By the Rev. Judith E. Meyer
Unitarian Universalist Community Church
Santa Monica, California
February 11, 2007
READING INTRODUCTION
"In Search of Nature" is a collection of essays by Edward O. Wilson,
biologist, entomologist, and prolific writer on the subjects of
nature, evolution, and diversity. This collection was published in
1996, and today I read from Wilson's essay "Biophilia and the
Environmental Ethic."
Wilson's latest book, titled "The Creation: An Appeal to Save Life on
Earth," reflects the increased urgency to address this issue. It was
published in 2006.
READING
Biophilia, if it exists, and I believe it exists, is the innately
emotional affiliation of human beings to other living organisms. From
the scant evidence concerning its nature, biophilia is not a single
instinct but a complex of learning rules that can be teased apart and
analyzed individually. The feelings molded by the learning rules fall
along several emotional spectra, from attraction to aversion, awe to
indifference, and peacefulness to fear-driven anxiety. These multiple
strands of emotional response are woven into symbols composing a
large part of culture. When human beings remove themselves from the
natural environment, the biophilic learning rules are not replaced by
modern versions equally well adapted to contemporary technological
features of life. Instead, they persist from generation to
generation, atrophied and fitfully manifested in the artificial new
environments. It is no accident of culture that more children and
adults visit zoos than attend all major professional sports combined
(at least in the United States and Canada), that the wealthy continue
to seek dwellings on prominences above water amidst parkland, and
that urban dwellers continue to dream of snakes for reasons they
cannot explain.
Were there no evidence of biophilia at all, the hypothesis of its
existence would still be compelled by pure evolutionary logic. The
reason is that human history did not begin a mere 8,000 or 10,000
years ago, with the invention of agriculture and villages. It began
hundreds of thousands or millions of years ago, with the origin of
the genus Homo.

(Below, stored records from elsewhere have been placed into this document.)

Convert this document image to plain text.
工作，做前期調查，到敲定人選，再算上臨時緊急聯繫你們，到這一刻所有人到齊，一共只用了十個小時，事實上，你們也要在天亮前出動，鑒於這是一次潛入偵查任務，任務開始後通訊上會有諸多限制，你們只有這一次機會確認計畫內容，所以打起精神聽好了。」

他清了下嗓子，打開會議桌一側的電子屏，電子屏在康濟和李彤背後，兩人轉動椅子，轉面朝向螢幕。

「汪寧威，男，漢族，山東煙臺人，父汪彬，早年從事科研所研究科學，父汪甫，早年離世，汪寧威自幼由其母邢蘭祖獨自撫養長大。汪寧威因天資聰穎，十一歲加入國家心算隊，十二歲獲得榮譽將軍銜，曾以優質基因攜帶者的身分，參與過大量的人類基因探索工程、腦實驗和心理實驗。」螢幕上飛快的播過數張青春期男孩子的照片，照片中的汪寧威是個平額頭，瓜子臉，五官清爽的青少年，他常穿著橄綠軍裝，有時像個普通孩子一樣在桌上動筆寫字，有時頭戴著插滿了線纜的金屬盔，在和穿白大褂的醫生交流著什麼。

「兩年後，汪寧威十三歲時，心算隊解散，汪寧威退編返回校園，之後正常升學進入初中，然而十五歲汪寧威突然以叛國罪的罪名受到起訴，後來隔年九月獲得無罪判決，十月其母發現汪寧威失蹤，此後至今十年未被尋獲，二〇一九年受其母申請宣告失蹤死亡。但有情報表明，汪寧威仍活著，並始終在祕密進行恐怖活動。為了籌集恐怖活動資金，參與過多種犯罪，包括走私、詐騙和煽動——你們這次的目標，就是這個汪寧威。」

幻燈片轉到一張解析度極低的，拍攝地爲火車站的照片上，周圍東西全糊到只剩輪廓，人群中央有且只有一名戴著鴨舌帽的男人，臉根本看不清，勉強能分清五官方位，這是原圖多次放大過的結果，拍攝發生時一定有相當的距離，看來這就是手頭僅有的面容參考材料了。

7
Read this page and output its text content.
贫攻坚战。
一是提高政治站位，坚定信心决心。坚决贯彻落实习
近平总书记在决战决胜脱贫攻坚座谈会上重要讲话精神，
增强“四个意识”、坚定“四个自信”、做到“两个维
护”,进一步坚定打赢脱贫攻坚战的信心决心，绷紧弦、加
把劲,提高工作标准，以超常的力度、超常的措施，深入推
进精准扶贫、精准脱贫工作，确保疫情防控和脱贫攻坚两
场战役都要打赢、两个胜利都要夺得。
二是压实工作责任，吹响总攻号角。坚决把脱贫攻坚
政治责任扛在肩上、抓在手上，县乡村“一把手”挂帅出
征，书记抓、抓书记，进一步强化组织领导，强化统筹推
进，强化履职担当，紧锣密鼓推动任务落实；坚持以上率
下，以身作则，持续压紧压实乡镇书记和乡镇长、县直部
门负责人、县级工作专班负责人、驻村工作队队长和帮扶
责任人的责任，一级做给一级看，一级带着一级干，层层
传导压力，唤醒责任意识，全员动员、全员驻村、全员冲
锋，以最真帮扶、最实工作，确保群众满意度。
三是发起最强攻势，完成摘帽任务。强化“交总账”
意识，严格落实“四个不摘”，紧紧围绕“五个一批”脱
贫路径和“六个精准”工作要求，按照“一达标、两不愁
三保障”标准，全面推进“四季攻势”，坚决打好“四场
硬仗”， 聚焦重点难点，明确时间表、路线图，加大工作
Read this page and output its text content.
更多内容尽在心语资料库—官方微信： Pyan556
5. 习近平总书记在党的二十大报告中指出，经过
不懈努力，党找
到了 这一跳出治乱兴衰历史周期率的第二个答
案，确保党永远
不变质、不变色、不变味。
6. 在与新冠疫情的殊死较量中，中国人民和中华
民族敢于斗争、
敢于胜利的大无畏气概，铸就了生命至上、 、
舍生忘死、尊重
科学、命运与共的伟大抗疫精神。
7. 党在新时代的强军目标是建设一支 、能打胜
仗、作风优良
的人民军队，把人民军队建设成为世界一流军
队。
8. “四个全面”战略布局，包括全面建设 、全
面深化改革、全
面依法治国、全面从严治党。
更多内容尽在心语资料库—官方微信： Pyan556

For more than 99 percent of human history people have
lived in hunter-gatherer bands intimately involved with other
organisms. During this period of deep history, and still farther
back, into paleohominid times, they depended on an exact learned
knowledge of crucial aspects of natural history. That much is true
even of chimpanzees today, who use primitive tools and have a
practical knowledge of plants and animals. As language and culture
expanded, humans also used living organisms of diverse kinds as a
principal source of metaphor and myth. In short, the brain evolved in
a biocentric world, not a machine-regulated one. It would therefore
be quite extraordinary to find that all learning rules related to
that world had been erased in a few thousand years, even in the tiny
minority of humans who have existed for more than one or two
generations in wholly urban environments.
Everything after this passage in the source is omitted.